Sandeep Mathrani is stepping down as chief executive of WeWork, ending a three-year tenure at the coworking giant, which has yet to turn a profit after raising billions from investors to focus on cutting costs.
Mathrani will leave WeWork after next week to lead real estate investments at private equity firm Sycamore Partners, WeWork said, announcing a leadership change after the market close on Tuesday. Board member David Tolley will succeed Mathrani as interim CEO while a committee is seeking a permanent replacement.
Previously CEO of Brookfield Properties Retail Division, Mathrani Come to WeWork Replacement in 2020 Removal of co-founder Adam Neumann in top roles. Mathrani’s campaign as CEO has been limited by a late round of financial manipulation, which included debt reorganization and a reverse stock split Trying to boost WeWork’s stock price and avoid delisting from the NYSE.

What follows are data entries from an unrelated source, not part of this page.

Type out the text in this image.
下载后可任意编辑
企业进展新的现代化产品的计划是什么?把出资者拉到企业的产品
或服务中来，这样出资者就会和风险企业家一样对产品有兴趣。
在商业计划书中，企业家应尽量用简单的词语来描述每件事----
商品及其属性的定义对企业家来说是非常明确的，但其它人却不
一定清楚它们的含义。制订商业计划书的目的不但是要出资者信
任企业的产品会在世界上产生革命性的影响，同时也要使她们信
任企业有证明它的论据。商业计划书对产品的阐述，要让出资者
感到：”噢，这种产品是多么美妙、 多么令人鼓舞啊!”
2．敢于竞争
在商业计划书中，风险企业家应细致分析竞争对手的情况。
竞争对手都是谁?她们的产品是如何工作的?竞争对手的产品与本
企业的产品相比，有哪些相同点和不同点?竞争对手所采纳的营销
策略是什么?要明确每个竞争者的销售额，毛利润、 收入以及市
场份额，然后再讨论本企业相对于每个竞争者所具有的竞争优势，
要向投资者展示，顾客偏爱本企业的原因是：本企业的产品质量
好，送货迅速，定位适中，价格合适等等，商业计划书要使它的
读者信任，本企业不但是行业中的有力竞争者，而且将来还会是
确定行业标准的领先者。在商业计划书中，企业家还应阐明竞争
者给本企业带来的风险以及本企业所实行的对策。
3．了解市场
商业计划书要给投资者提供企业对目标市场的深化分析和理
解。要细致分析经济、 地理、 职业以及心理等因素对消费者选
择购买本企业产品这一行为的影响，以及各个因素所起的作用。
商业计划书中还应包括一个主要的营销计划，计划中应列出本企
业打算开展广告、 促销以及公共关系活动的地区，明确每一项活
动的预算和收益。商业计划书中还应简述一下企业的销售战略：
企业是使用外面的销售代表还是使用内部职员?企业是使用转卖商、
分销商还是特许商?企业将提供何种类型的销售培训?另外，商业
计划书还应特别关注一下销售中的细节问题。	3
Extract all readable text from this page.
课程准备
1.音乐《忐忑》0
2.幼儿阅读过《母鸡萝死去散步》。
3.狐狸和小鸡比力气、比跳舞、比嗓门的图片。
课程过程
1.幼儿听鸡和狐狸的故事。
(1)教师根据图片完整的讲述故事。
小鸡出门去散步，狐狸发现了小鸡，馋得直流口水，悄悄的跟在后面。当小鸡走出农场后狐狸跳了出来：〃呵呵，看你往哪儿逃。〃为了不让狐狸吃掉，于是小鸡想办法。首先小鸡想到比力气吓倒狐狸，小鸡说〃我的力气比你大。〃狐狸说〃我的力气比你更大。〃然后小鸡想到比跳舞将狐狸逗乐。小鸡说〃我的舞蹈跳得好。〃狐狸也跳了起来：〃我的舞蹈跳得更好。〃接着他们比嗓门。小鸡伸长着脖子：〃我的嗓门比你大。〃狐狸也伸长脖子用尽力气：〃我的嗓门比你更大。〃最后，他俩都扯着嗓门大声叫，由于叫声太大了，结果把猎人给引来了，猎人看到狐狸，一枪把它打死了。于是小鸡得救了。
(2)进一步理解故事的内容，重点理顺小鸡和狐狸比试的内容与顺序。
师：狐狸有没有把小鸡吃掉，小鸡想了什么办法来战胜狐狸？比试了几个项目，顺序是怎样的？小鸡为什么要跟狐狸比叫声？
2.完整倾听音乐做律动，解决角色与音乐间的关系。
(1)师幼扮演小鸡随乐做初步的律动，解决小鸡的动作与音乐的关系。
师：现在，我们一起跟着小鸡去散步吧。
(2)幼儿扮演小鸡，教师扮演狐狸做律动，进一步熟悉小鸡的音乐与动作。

WeWork stock closed at an all-time low of 35 cents a share on Tuesday. If its price doesn’t recover above $1, it risks being delisted.
“Over the past three years, we have restored the brand, increased revenue, resized the company, restructured our debt and developed new product lines,” Mathrani said in a statement. “I firmly believe this is a WeWork moment.”
Mathrani led WeWork to eliminate $2.3 billion in costs, more than $1 billion in debt and generate $849 million in revenue last quarter, up from $593 million in the second quarter of 2021, according to the company. But profitability remains elusive.
WeWork burned through $700 million in cash last year and will end 2022 with $287 million in cash on hand, down from the $924 million it had at the start of last year. It reported a loss of $299 million in the first quarter of this year, an improvement from a loss of nearly $500 million a year earlier.
Ratings agency S&P Global downgraded WeWork’s credit rating after WeWork’s debt restructuring with SoftBank in March, despite WeWork eliminating $1.4 billion in debt and extending the remaining $1.6 billion in maturities for another two years to 2027.
The latest at WeWork Earnings Conference CallMathrani forecasts the company will be cash flow positive by the end of 2024, having previously said the company will be profitable by the end of the year.
The company reported Monday that Mathrani received $6.4 million in compensation last year, down from $21 million in 2021.